GEORGETOWN (THE STAR/ASIA NEWS NETWORK) - Whenever he hears of communal clashes in Myanmar, Mr Soe Kyaw Kyaw, a factory worker in Georgetown, will stay alert whenever he goes out.
He says there is always the fear that he could be attacked by his countrymen using helmets or being kicked to the ground while cycling on the road.
"It causes anxiety among us whenever there's news about conflict between Muslims and Buddhists in Myanmar," he told The Star at his flat in Taman Juru, Bukit Mertajam.
"There would be confrontation and physical harassment - but not to the extent of taking someone's life."
In recent months, the growing number of Myanmar nationals killed in Penang has caused anxiety among the community and locals here.
Mr Kyaw Kyaw, who has been living here for eight years, says he likes his neighbourhood, but he has heard "horror" stories about his friends staying in other districts.

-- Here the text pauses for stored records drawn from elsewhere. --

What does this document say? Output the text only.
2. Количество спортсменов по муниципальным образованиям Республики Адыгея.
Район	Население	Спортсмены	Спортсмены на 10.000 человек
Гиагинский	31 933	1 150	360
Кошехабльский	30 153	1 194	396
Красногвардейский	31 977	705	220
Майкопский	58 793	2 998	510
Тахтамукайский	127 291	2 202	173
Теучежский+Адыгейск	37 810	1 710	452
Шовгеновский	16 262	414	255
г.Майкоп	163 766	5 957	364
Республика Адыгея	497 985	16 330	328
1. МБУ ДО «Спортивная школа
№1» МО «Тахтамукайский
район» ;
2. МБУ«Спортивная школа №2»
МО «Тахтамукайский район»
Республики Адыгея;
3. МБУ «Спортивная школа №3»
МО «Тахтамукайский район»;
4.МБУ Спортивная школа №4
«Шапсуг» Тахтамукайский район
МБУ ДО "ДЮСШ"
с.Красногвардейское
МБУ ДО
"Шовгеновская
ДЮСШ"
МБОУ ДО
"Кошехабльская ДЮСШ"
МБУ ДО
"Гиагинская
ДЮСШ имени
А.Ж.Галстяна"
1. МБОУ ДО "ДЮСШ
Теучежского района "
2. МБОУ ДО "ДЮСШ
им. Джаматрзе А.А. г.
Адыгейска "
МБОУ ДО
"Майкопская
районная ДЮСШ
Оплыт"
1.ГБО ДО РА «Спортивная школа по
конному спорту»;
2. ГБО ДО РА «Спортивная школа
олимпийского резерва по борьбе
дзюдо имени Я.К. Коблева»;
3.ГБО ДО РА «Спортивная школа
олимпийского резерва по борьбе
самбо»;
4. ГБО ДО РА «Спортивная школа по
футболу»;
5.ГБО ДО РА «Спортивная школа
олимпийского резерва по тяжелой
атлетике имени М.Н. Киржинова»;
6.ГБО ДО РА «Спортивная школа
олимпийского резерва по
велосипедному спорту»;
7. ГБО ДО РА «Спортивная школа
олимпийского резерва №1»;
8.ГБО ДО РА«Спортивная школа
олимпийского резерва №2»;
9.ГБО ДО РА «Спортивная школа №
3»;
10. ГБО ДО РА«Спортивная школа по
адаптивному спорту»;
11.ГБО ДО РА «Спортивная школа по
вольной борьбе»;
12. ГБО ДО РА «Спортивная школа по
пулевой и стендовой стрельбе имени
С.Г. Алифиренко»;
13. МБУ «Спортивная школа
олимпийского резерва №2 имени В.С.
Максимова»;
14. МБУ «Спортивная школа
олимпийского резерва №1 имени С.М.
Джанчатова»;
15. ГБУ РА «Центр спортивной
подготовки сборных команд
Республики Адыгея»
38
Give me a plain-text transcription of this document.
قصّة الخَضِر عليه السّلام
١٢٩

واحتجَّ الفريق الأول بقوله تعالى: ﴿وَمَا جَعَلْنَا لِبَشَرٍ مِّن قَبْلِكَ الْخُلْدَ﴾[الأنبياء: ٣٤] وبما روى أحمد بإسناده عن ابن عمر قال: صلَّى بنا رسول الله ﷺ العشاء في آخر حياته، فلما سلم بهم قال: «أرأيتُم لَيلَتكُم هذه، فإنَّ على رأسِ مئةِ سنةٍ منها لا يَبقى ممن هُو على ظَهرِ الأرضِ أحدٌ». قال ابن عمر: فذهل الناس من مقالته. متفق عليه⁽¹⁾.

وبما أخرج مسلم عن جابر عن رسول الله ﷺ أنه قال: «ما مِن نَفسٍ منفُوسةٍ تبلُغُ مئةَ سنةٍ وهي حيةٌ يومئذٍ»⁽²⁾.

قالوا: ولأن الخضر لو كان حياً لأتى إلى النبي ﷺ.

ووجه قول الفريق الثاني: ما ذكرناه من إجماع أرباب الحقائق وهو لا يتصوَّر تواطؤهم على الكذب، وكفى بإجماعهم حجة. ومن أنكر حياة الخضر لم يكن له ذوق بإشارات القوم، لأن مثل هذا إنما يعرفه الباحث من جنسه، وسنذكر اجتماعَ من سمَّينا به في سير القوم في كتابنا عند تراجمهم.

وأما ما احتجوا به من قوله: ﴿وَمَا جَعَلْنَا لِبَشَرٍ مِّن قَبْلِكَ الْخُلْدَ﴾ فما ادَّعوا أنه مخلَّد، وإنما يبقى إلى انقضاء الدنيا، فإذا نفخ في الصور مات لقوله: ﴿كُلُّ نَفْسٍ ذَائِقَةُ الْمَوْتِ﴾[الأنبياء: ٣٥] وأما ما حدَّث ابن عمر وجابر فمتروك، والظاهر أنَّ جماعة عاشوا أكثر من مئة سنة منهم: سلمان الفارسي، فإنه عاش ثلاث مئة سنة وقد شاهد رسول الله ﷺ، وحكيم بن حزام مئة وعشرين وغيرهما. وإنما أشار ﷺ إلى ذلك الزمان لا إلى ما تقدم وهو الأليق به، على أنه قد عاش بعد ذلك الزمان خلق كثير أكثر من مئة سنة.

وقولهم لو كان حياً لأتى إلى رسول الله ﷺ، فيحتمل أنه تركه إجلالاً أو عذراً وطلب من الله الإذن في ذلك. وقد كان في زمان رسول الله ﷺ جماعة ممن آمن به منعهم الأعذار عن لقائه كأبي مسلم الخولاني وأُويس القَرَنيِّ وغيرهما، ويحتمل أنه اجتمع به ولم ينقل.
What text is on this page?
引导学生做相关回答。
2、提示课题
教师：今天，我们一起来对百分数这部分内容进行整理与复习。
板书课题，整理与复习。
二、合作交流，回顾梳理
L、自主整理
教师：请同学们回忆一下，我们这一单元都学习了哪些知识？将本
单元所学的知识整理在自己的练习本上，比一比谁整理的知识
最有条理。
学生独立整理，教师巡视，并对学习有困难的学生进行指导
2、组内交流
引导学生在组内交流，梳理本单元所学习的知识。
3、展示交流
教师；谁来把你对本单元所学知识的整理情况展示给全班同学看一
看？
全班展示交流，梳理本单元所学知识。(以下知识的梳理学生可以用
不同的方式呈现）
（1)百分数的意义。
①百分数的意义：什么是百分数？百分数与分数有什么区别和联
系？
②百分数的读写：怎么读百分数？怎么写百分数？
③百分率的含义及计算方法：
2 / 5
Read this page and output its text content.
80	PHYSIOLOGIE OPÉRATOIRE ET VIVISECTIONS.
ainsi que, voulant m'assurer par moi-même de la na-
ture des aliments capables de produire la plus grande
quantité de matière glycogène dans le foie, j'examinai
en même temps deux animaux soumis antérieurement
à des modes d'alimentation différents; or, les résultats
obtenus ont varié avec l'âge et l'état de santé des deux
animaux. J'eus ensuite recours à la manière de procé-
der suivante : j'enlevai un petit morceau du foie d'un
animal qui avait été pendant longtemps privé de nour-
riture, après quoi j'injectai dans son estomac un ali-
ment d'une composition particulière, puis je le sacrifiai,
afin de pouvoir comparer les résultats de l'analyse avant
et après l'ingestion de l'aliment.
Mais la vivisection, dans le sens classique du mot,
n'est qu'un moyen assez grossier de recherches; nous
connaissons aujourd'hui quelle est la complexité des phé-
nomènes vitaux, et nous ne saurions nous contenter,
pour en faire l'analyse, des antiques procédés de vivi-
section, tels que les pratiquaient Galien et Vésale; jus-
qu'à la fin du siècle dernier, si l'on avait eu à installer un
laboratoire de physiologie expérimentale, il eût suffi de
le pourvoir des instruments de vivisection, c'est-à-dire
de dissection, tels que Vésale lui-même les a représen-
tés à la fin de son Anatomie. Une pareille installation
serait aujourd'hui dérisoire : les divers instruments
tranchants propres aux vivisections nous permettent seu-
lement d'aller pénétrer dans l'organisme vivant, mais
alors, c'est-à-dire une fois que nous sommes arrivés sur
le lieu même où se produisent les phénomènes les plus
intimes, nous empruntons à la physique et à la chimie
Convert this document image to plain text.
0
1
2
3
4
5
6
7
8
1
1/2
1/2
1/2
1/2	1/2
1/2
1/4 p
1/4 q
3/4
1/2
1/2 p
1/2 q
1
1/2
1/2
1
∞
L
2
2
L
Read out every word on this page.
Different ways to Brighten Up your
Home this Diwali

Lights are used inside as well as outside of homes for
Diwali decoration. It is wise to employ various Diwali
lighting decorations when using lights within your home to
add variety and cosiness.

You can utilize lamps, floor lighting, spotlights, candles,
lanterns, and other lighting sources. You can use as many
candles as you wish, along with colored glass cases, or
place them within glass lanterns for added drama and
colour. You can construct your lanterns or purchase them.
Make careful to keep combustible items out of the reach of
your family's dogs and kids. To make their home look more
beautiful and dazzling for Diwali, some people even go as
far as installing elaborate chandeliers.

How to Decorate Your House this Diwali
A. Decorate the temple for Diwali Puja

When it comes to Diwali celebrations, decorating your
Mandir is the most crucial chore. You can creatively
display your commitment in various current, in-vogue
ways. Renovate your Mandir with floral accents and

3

"Two of my friends were robbed in Bukit Tengah and one of them was killed," said Mr Kyaw Kyaw.
"The one who survived the attack has since flown home," he said, adding that in most instances, fights or arguments between Myanmar nationals only occurred if one was drunk.
Another Myanmar national, Mr Naing Lin, 23, said he felt safe here.
"My four years in Malaysia have been incident-free," he said.
Despite the find of a headless and legless body at a car park near here, joggers and hikers at the Penang Botanic Gardens claimed that the crime rate in Penang was not alarming.
Company administrator Wendy Chong, 26, cited the gruesome murder on Thursday as an isolated case.
"I find it safe to jog here. I come here almost daily and I have never heard of any crime happening in the area - except for this one," she said.
Mr H.C. Lee, 67, said the Botanic Gardens was still his preferred choice for a morning walk.
"The woman had been killed before her body was dumped here," he said.
"If you ask me, I still find the place peaceful."
Fireman Mohd Ali Ahmad, 38, said he even went on hikes at the gardens during the night.
"Policemen often patrol the area," he said.
Police records reveal that since January, 46 murders have been reported here, with 65 per cent or 30 cases involving foreigners.
Of the murdered foreigners, 17 involved Myanmar nationals who had their throats slit.
Penang police chief Senior Deputy Commissioner Wira Abdul Rahim Hanafi told Sunday Star that a special taskforce had been set up to look into the murders.
He called for calm and patience, adding that "the situation is under control".